Wednesday, July 11, 2012

Having it All ?!?

This past weekend I read a good article in the AJC Metro Atlanta Women Balance Work, Life Different Ways (I suggest you read it before you keep reading this post- click on the link).  I had to do some back tracking to read the article by Anne-Marie Slaughter.  But I have to say this weighed heavy on my mind today as I had to go to work for professional development.  I know in 3 weeks I will be going to back to work so I have to get used to what went on this morning anyways. In no way am I whining or complaining but just letting out some of the things I have been thinking about lately.

We made a decision 2 years ago about me working.  Of course Brendon wanted me to work full time but when we looked at everything, we could work out me working part time.  Last year I was able to job share a 4th grade position and this year I will be staying part time but will be job sharing a 1st grade position.

Lots of people asked me about working part time.  I explained to people there are lots of pros and cons.  For example pros- being home every afternoon with your child, cons- half of the paycheck you used to get.  I also feel that some people classify working part time as being lazy....which in no way shape or form is it.  You miss 1/2 a day of work and all that goes with it- meetings and all that goes with being a teacher.  It is hard to find the balance with work and raising a child.  I felt I was on a treadmill that was going really fast this year and I couldn't catch up.

I love teaching...really I do!
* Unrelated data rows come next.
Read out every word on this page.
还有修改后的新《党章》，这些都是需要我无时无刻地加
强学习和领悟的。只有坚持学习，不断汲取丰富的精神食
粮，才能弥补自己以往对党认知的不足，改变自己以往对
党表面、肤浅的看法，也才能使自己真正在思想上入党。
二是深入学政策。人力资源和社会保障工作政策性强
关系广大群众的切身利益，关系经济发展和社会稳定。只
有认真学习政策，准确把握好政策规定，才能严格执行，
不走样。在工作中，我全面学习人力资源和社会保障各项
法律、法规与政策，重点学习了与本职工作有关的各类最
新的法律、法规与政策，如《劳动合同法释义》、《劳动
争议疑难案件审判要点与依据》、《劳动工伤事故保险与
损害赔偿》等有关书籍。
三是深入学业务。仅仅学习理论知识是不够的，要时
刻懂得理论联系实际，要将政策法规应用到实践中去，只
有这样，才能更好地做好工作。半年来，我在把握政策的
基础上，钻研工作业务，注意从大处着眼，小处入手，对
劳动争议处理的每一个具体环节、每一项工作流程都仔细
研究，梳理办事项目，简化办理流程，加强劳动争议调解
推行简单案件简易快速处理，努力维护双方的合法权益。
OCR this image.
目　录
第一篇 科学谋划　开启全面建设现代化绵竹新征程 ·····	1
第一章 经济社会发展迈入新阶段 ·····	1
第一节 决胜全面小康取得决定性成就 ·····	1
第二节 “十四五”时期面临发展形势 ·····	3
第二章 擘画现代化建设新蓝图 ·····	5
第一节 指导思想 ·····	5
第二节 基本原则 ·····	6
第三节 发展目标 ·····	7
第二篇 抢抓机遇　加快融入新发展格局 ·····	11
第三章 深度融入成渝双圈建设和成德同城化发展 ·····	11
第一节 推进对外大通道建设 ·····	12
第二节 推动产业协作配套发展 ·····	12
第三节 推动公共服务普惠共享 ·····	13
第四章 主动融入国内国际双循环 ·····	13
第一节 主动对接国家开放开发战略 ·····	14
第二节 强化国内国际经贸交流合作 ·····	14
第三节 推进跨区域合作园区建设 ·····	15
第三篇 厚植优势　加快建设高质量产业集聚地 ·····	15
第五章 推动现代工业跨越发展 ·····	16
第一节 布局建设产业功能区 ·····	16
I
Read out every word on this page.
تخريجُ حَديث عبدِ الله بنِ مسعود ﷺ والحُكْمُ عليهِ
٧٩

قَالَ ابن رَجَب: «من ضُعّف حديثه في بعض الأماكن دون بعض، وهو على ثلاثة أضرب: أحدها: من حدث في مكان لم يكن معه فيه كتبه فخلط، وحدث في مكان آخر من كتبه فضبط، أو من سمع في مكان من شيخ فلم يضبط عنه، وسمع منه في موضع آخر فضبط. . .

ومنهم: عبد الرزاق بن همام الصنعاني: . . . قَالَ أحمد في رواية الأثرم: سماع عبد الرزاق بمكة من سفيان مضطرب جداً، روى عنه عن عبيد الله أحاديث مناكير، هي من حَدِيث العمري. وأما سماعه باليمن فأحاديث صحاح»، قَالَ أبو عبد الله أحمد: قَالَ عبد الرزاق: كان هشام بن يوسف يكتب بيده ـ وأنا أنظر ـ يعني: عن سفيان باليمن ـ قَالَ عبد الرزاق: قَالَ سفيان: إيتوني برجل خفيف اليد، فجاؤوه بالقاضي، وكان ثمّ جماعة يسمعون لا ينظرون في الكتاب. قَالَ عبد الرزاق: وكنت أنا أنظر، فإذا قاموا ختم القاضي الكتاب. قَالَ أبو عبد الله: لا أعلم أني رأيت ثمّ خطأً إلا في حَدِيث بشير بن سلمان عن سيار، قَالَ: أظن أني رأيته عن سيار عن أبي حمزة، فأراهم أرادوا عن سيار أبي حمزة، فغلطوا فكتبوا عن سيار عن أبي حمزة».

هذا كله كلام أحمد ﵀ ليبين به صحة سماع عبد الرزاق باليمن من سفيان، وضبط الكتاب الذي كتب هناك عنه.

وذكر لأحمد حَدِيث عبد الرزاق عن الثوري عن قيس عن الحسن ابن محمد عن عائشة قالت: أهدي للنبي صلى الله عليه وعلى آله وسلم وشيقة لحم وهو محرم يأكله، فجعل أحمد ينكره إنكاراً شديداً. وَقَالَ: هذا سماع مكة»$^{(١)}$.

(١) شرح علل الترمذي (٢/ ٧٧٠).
I can say the first 8 years of teaching I was totally career oriented and focused- got my Master's Degree, taught staff development etc.etc. etc. But as soon as Olivia came along that all changed.  I have been struggling with finding that balance with work and family.  I want to do and be the best at my job but not at the sacrifice of my family.  My priorities have changed and life has just changed in general. 

After reading the paper on Sunday I felt better.  Everyone's definition of having it all is different.  These two quotes from the paper made things a bit more clear,

"Just how women combine work and family varies greatly. Some women decide to leave the workforce to be stay-at-home moms. Others switch to part-time employment.Some seize on the life change as an opportunity to try something new. Some hold on to their job and do their best to make it work."

and

"Meanwhile, Lisa Davis, who is 48, has her own version of “having it all.” It’s not about having everything, it’s about having what you hold most dear, she said.  It’s enjoying the little things, like when she recently went to work early so she could be back at home — and at the pool with her daughter, Maggie, by 4 p.m. It’s about not fretting about too little free time and enjoying a once-a-month scrapbooking session with a good friend. And it’s working hard but keeping a career in its place."

So on to this morning.  I had a professional development class today (and tomorrow too).  I got up and dressed and by that time Olivia was up.  Maybe she sensed that I was leaving but she was just a hot mess.  I second guessed myself as she was crying and crying and then I started crying because I was getting upset about going to work.  I thought about texting Malissa, who I was riding with, and tell her I wasn't going.  I pulled myself together while Brendon tried to manage Olivia's crying.  I thought to myself, if I can't do this now, how on Earth am I going to do this in a few weeks?!? At that moment Malissa pulled in the driveway and I did get into the car.  A little reluctant, but I got in...we talked on the way there about having the same feelings this morning and just how much we love our babies and did not like leaving them.  I felt better knowing she felt the same too.  As the day wore on I felt better but I couldn't wait to get home! Olivia must have missed me because she was her sweet, sweet self tonight!

There really is no right or wrong answer to having it all.  Having it all is defined by your own definition.  For me having it all doesn't mean having materialistic things anymore, for me it is simplicity and doing the best with what we have.  As Olivia helped me pick some tomatoes last night from the garden, I smiled at her and thought...this is what having it all is.  She stood so proud holding the container as I put the tomatoes in...the smile was priceless. I had the same moment tonight as she "helped" me unload the dishwasher and put some clothes in the dryer.  I say the best secret to having it all...is knowing that you already do!